A l'initiative de la France et en vue de renforcer la FORPRONU, les ministres de la Défense des pays contributeurs de troupes de l'Union européenne et de l'Alliance atlantique se sont réunis samedi dernier à Paris. Cette réunion a été un succès. Un certain nombre de décisions ont été prises, dans le sens que nous demandions, en particulier la création d'une force d'action rapide qui sera constituée de soldats français, britanniques et néerlandais. Il ne doit pas s'agir d'un voeu pieux ; cette force sera opérationnelle sur le terrain.

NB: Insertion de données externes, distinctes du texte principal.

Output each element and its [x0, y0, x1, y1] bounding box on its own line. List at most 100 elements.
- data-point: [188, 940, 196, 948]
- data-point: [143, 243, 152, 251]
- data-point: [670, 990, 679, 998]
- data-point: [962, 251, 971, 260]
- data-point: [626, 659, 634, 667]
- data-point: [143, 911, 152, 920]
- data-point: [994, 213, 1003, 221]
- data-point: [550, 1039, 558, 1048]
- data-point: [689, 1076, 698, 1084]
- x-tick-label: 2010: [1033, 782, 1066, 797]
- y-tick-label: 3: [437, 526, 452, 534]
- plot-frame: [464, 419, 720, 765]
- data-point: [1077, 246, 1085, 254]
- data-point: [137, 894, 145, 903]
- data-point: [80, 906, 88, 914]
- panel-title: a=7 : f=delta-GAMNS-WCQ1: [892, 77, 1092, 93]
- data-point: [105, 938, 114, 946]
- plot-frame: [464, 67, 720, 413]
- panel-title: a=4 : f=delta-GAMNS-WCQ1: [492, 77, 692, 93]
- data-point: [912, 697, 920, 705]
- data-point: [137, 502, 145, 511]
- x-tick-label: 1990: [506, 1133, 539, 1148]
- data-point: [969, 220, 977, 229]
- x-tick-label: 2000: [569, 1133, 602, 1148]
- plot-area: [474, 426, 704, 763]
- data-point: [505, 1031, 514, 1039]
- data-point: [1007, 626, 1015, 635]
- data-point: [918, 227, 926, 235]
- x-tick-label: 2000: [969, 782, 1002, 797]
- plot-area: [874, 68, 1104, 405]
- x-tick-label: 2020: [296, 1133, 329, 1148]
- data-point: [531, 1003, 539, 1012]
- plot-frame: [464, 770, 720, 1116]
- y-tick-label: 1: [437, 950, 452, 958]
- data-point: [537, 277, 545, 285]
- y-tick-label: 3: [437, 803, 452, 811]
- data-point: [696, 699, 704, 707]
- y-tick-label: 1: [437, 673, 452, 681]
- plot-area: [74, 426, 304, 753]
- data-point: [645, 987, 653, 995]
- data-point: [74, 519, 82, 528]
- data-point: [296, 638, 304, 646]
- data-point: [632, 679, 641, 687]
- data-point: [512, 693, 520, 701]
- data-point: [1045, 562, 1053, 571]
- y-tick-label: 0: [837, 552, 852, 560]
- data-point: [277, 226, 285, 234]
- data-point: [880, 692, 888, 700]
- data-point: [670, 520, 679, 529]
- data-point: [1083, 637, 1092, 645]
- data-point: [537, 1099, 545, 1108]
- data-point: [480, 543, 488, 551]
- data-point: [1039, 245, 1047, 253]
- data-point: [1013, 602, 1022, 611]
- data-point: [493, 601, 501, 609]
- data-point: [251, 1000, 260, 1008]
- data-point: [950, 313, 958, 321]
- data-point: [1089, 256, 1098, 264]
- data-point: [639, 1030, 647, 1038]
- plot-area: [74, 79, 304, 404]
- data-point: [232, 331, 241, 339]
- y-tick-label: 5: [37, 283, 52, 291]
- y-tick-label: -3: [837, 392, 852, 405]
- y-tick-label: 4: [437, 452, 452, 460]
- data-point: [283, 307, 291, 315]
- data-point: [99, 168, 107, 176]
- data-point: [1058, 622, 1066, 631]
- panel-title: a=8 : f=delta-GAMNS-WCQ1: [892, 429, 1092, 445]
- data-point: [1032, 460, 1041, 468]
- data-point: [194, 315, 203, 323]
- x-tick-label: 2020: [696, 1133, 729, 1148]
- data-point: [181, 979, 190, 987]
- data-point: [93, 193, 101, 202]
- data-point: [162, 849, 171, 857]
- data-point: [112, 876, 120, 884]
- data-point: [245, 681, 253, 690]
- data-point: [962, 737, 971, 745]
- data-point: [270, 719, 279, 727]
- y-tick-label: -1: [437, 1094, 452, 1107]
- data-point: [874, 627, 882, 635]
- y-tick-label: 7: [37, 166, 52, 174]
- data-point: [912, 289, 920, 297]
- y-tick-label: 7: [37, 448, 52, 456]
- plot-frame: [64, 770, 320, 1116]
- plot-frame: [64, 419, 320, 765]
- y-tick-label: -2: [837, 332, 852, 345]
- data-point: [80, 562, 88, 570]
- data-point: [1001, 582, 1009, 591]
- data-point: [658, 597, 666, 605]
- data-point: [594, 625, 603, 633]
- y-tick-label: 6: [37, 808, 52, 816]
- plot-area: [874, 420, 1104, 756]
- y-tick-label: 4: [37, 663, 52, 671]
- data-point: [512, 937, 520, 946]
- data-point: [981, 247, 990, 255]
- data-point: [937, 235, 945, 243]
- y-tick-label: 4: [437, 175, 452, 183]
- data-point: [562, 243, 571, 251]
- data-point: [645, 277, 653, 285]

Ce sera une brigade dotée d'un commandant français avec un adjoint britannique ; elle ne portera pas les couleurs des casques bleus afin de démontrer le caractère novateur de son action, encore qu'elle ne soit pas destinée à mener des opérations offensives en Bosnie. Des discussions ont lieu à New York aujourd'hui pour définir précisément l'articulation entre les troupes et l'ensemble du dispositif des Nations unies afin que soient coordonnées toute initiative et toute intervention.
Obtenir la libération immédiate des otages, reprendre les négociations engagées sur la base des propositions du Groupe de contact, avec un nouveau médiateur, obtenir un moratoire des activités militaires, faire que les casques bleus soient enfin respectés, tels sont les axes que le Président de la République a fixés pour l'action de notre pays.
Cette attitude nouvelle, faite de fermeté, a permis d'infléchir le cours des choses depuis une quinzaine de jours.
Je ne saurais conclure sans une pensée pour nos soldats, et d'abord pour ceux qui ont payé de leur vie leur mission, leurs familles qui ont fait preuve d'une grande dignité ; pour ceux qui sont encore sur le terrain, les uns encerclés en otages, et les autres qui assurent leur mission dans des conditions extrêmement difficiles.
La France ne restera en Bosnie que si ses soldats peuvent y conserver leur fierté et leur honneur qui ont été, hélas, bafoués, ces derniers jours. Grâce à la détermination du Président de la République, nous sommes sur la bonne voie. Nos hommes ont besoin de l'appui unanime de la nation, et je suis sûr qu'ils peuvent compter sur vous.